As Jeanie returned to the stairs she heard the faint sounds of her mother in the kitchen. Jeanie felt her stomach rumble and thought of hot spaghetti. She looked back at the brightly lit basement hallway one more time, sniffing the air for a lingering taste of aftershave.

She desperately wanted to bring a cup of hot chocolate to Grandpa again, not just once, but every day, like the old, normal days.

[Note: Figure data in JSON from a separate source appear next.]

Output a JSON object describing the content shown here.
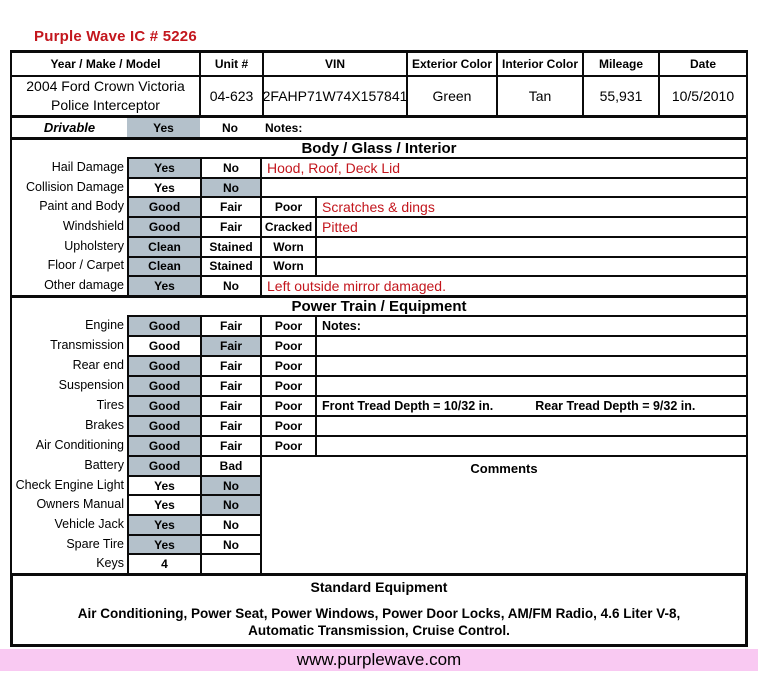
{
  "colors": {
    "red": "#c3161d",
    "highlight": "#b4c1cb",
    "pink": "#f9c9f2",
    "ink": "#0b0b0b"
  },
  "title": "Purple Wave IC # 5226",
  "vehicle": {
    "headers": [
      "Year / Make / Model",
      "Unit #",
      "VIN",
      "Exterior Color",
      "Interior Color",
      "Mileage",
      "Date"
    ],
    "model_line1": "2004 Ford Crown Victoria",
    "model_line2": "Police Interceptor",
    "unit": "04-623",
    "vin": "2FAHP71W74X157841",
    "exterior": "Green",
    "interior": "Tan",
    "mileage": "55,931",
    "date": "10/5/2010"
  },
  "drivable": {
    "label": "Drivable",
    "opts": [
      {
        "label": "Yes",
        "selected": true
      },
      {
        "label": "No",
        "selected": false
      }
    ],
    "notes_label": "Notes:"
  },
  "body": {
    "title": "Body / Glass / Interior",
    "rows": [
      {
        "label": "Hail Damage",
        "opts": [
          {
            "label": "Yes",
            "selected": true
          },
          {
            "label": "No",
            "selected": false
          }
        ],
        "note": "Hood, Roof, Deck Lid"
      },
      {
        "label": "Collision Damage",
        "opts": [
          {
            "label": "Yes",
            "selected": false
          },
          {
            "label": "No",
            "selected": true
          }
        ],
        "note": ""
      },
      {
        "label": "Paint and Body",
        "opts": [
          {
            "label": "Good",
            "selected": true
          },
          {
            "label": "Fair",
            "selected": false
          },
          {
            "label": "Poor",
            "selected": false
          }
        ],
        "note": "Scratches & dings"
      },
      {
        "label": "Windshield",
        "opts": [
          {
            "label": "Good",
            "selected": true
          },
          {
            "label": "Fair",
            "selected": false
          },
          {
            "label": "Cracked",
            "selected": false
          }
        ],
        "note": "Pitted"
      },
      {
        "label": "Upholstery",
        "opts": [
          {
            "label": "Clean",
            "selected": true
          },
          {
            "label": "Stained",
            "selected": false
          },
          {
            "label": "Worn",
            "selected": false
          }
        ],
        "note": ""
      },
      {
        "label": "Floor / Carpet",
        "opts": [
          {
            "label": "Clean",
            "selected": true
          },
          {
            "label": "Stained",
            "selected": false
          },
          {
            "label": "Worn",
            "selected": false
          }
        ],
        "note": ""
      },
      {
        "label": "Other damage",
        "opts": [
          {
            "label": "Yes",
            "selected": true
          },
          {
            "label": "No",
            "selected": false
          }
        ],
        "note": "Left outside mirror damaged."
      }
    ]
  },
  "power": {
    "title": "Power Train / Equipment",
    "rows": [
      {
        "label": "Engine",
        "opts": [
          {
            "label": "Good",
            "selected": true
          },
          {
            "label": "Fair",
            "selected": false
          },
          {
            "label": "Poor",
            "selected": false
          }
        ],
        "note": "Notes:",
        "note2": ""
      },
      {
        "label": "Transmission",
        "opts": [
          {
            "label": "Good",
            "selected": false
          },
          {
            "label": "Fair",
            "selected": true
          },
          {
            "label": "Poor",
            "selected": false
          }
        ],
        "note": "",
        "note2": ""
      },
      {
        "label": "Rear end",
        "opts": [
          {
            "label": "Good",
            "selected": true
          },
          {
            "label": "Fair",
            "selected": false
          },
          {
            "label": "Poor",
            "selected": false
          }
        ],
        "note": "",
        "note2": ""
      },
      {
        "label": "Suspension",
        "opts": [
          {
            "label": "Good",
            "selected": true
          },
          {
            "label": "Fair",
            "selected": false
          },
          {
            "label": "Poor",
            "selected": false
          }
        ],
        "note": "",
        "note2": ""
      },
      {
        "label": "Tires",
        "opts": [
          {
            "label": "Good",
            "selected": true
          },
          {
            "label": "Fair",
            "selected": false
          },
          {
            "label": "Poor",
            "selected": false
          }
        ],
        "note": "Front Tread Depth = 10/32 in.",
        "note2": "Rear Tread Depth = 9/32 in."
      },
      {
        "label": "Brakes",
        "opts": [
          {
            "label": "Good",
            "selected": true
          },
          {
            "label": "Fair",
            "selected": false
          },
          {
            "label": "Poor",
            "selected": false
          }
        ],
        "note": "",
        "note2": ""
      },
      {
        "label": "Air Conditioning",
        "opts": [
          {
            "label": "Good",
            "selected": true
          },
          {
            "label": "Fair",
            "selected": false
          },
          {
            "label": "Poor",
            "selected": false
          }
        ],
        "note": "",
        "note2": ""
      }
    ],
    "checks": [
      {
        "label": "Battery",
        "opts": [
          {
            "label": "Good",
            "selected": true
          },
          {
            "label": "Bad",
            "selected": false
          }
        ]
      },
      {
        "label": "Check Engine Light",
        "opts": [
          {
            "label": "Yes",
            "selected": false
          },
          {
            "label": "No",
            "selected": true
          }
        ]
      },
      {
        "label": "Owners Manual",
        "opts": [
          {
            "label": "Yes",
            "selected": false
          },
          {
            "label": "No",
            "selected": true
          }
        ]
      },
      {
        "label": "Vehicle Jack",
        "opts": [
          {
            "label": "Yes",
            "selected": true
          },
          {
            "label": "No",
            "selected": false
          }
        ]
      },
      {
        "label": "Spare Tire",
        "opts": [
          {
            "label": "Yes",
            "selected": true
          },
          {
            "label": "No",
            "selected": false
          }
        ]
      },
      {
        "label": "Keys",
        "opts": [
          {
            "label": "4",
            "selected": false
          },
          {
            "label": "",
            "selected": false
          }
        ]
      }
    ],
    "comments_label": "Comments"
  },
  "standard_equipment": {
    "title": "Standard Equipment",
    "line1": "Air Conditioning, Power Seat, Power Windows, Power Door Locks, AM/FM Radio, 4.6 Liter V-8,",
    "line2": "Automatic Transmission, Cruise Control."
  },
  "footer": {
    "url": "www.purplewave.com"
  }
}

Jeanie pinched a tuft of fiberglass insulation from the unfinished wall and let it slip from her fingers. Her eyes traveled up the mountain of stairs she had to climb. The fourth stair reached over her head. The bank of light switches met her forehead on the wall. Four switches, all flicked up, to “on.” Jeanie rested her arm on top of the switches and resolutely pressed them down all at once. Darkness ran through the basement into every room and every cardboard box. Jeanie caught her breath and ran upstairs into the light, not crying.